T&T AG: No Rolls Royce for me

(Trinidad Express) A photograph posted on social networking site WhatsApp, on a phone linked to Attorney General Anand Ramlogan’s office recently sparked rumours that he purchased a Rolls Royce luxury vehicle.

The picture was of a pearl white Rolls Royce Ghost registered PCY 118, which can range in price from 175,000 to 250,000 pounds sterling.

But Ramlogan yesterday denied that he was the owner of the luxury vehicle, saying that he owned a PCY Range Rover.

He said while he welcomed it as part of a functioning democracy, he was under more public scrutiny than his predecessors.

The PCY 118 Rolls Royce, estimated to cost about TT$3.5 million is registered to D Rampersad and Company Ltd and is owned by Nirmal Rampersad.

The car, the Sunday Express understands, is insured by Bankers Insurance for TT$350,000.

Contacted yesterday, Rampersad yesterday said there was “no truth to that rumour at all”.

He said he was no stranger to luxury cars, having purchased his first Rolls Royce in 1983.

Ramlogan told the Sunday Express that he had never seen the vehicle nor was he friends with the owner.

“This is yet another example of malicious rumours that people spread to assassinate my character. I have never even dreamt of purchasing a Rolls Royce, far less owning one. I am personally not into vehicles that much,” he responded.

Asked why that picture was posted on the phone linked to his office, he said that the phone was used by his assistant, Varma Ramdhan, who had an interest in cars.

He said he acquired a Range Rover, which public officials can acquire VAT-free, as an investment.

Prime Minister Kamla Persad-Bissessar also acquired a Range Rover, PCW 1, last June.

“Upon assuming office, as with all public officers, I was entitled to a tax break which allows you to purchase vehicles at a discounted price as part of the package. I acquired that Range Rover as an investment which I can resell at the end of the relevant legal period,” he said.

The AG said he has always taken a functional and utilitarian approach to vehicles and observed that his vehicle ownership history included a Datsun 120Y, a Nissan Sunny, a BMW sports edition, a Renault and a Suzuki SUV.

He also confirmed to the Sunday Express that his San Fernando home was undergoing some remodelling.

“I too have heard and been amused by the rumours about my home. I am not building a swimming pool because I have had one for the past ten years. I am not building a helipad because I have no intention of buying a helicopter. I am not building a garage for my fleet of vehicles because I only own two.
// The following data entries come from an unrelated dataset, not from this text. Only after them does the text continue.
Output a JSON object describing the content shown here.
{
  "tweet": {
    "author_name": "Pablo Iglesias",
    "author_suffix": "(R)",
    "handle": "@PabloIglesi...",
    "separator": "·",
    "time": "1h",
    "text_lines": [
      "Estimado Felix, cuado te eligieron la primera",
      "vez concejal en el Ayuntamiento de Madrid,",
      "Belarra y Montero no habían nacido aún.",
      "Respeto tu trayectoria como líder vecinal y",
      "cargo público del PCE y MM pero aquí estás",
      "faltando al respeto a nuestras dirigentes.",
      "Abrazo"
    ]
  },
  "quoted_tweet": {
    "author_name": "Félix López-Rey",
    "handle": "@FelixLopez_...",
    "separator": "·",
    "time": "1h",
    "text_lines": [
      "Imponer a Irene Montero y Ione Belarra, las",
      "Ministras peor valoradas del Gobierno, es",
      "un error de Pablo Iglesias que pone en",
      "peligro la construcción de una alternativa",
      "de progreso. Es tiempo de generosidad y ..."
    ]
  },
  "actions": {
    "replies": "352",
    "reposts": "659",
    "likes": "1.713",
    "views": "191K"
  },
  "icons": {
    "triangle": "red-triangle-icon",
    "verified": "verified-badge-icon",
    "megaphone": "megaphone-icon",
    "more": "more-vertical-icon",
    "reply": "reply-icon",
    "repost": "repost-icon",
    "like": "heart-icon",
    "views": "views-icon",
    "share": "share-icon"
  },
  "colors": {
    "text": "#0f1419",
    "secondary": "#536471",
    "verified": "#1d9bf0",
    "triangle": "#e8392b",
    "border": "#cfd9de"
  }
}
And that land opposite my home was not purchased after I became AG, but I have had it for ten years now,” he said.

He insisted that he had only acquired two properties since becoming AG—a TT$3 million luxury townhouse at La Rive in Maraval which he got two months after he was appointed to office in May 2010 and another at the Greens in Fairways, Maraval, three months later, in November 2010, priced at TT$1,750,000.

The properties were acquired through his investment company Celestial Investments Ltd.

Ramlogan and his wife Nalini are directors.

“The loan for which those properties were acquired was not beyond my means and they have been properly accounted for and declared to the Integrity Commission,” he explained

Questioned on whether he had acquired a property at Sutton Street in San Fernando, Ramlogan said that rumour had also been making the rounds for some months.

He said that property and site was earmarked for the Ministry of the Attorney General’s Office in San Fernando which the National Insurance and Property Development Company (Nipdec) had recently put out for tender.

He said he had been to the site on several occasions because it was the home of the old Water and Sewerage Authority (WASA) building and “an evaluation was necessary as to its suitability and to determine whether the old building could have been converted and utilised or whether a new building was necessary for the ministry.

“The idea that I entered public office as a penniless man after 15 years in private practice with a proven track record would be amusing were it not for the malice which accompanied such rumours.”

He added: “No lawyer can ever assume the Office of Attorney General if they don’t have a solid financial foundation because the sacrifice is tremendous and the financial rewards are incomparable to earnings in a private practice.”